Title: Preclinical targeted radiotherapy and estimated human dosimetry of 177Lu-DOTA-PEG4-LLP2A for VLA-4 targeted treatment of metastatic melanoma

Objectives 177Lu-DOTA-PEG4-LLP2A targeting very late antigen-4 (VLA-4) was previously demonstrated to have high uptake in aggressive B16F10 mouse melanoma tumor xenografts (Beaino et al. Mol Pharm 2015; 12:1929). The aim of this study was to probe the effectiveness of treatment of this tracer in C57BL/6 mice bearing B16F10 tumors and estimate radiation absorbed doses in human based on normal mouse biodistribution.

Methods B16F10 cells were injected subcutaneously into C57BL/6 mice (n=7 for 177Lu-DOTA-PEG4-LLP2A treatment, n=6 for control). The tumor mice were treated with an average of 0.8 mCi of 177Lu-DOTA-PEG4-LLP2A (Specific activity: 1 mCi/µg), and post-treatment tumor volume measurements were taken daily for 14 days. Biodistribution of 177Lu-DOTA-PEG4-LLP2A was performed in normal ICR mice at times from 1 h to 7 d post-injection. Radiation-absorbed dose projections in humans were evaluated by the basis of the residence times for 177Lu-DOTA-PEG4-LLP2A using the OLINDA/EXM version 1.0 computer program.

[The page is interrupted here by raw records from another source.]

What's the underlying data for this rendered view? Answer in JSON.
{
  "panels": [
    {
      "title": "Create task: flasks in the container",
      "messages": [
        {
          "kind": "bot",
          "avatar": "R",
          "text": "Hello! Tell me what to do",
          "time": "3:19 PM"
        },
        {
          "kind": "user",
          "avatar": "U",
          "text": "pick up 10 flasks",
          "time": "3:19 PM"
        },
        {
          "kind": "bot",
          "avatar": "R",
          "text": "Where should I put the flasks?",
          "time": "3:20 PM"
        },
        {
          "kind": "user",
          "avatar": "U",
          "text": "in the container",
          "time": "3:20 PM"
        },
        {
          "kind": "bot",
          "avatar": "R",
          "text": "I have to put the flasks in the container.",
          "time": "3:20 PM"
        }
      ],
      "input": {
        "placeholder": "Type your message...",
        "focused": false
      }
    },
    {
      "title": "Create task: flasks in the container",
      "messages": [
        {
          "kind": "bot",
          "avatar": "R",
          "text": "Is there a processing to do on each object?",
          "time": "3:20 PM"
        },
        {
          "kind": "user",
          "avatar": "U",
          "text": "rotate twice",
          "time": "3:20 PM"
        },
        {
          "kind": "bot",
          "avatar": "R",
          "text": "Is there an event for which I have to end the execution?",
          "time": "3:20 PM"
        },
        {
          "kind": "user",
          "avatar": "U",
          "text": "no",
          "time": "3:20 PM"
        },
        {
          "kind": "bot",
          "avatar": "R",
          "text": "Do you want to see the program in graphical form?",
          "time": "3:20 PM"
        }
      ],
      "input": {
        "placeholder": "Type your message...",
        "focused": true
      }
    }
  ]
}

Results There was a statistically significant difference (p < 0.05) in tumor sizes between the 177Lu-DOTA-PEG4-LLP2A treated group and non-treated group, demonstrating efficacy of this treatment. There was no obvious toxicity in the treated mice over their survival period. The estimated human dosimetry calculations from normal mouse biodistribution data showed that the spleen and red marrow are dose-limiting organs.

Conclusions Therapy and dosimetry studies suggest the potential applications of 177Lu-DOTA-PEG4-LLP2A in the treatment of metastatic melanoma, particular in fractionated doses and/or combined with other types of therapy.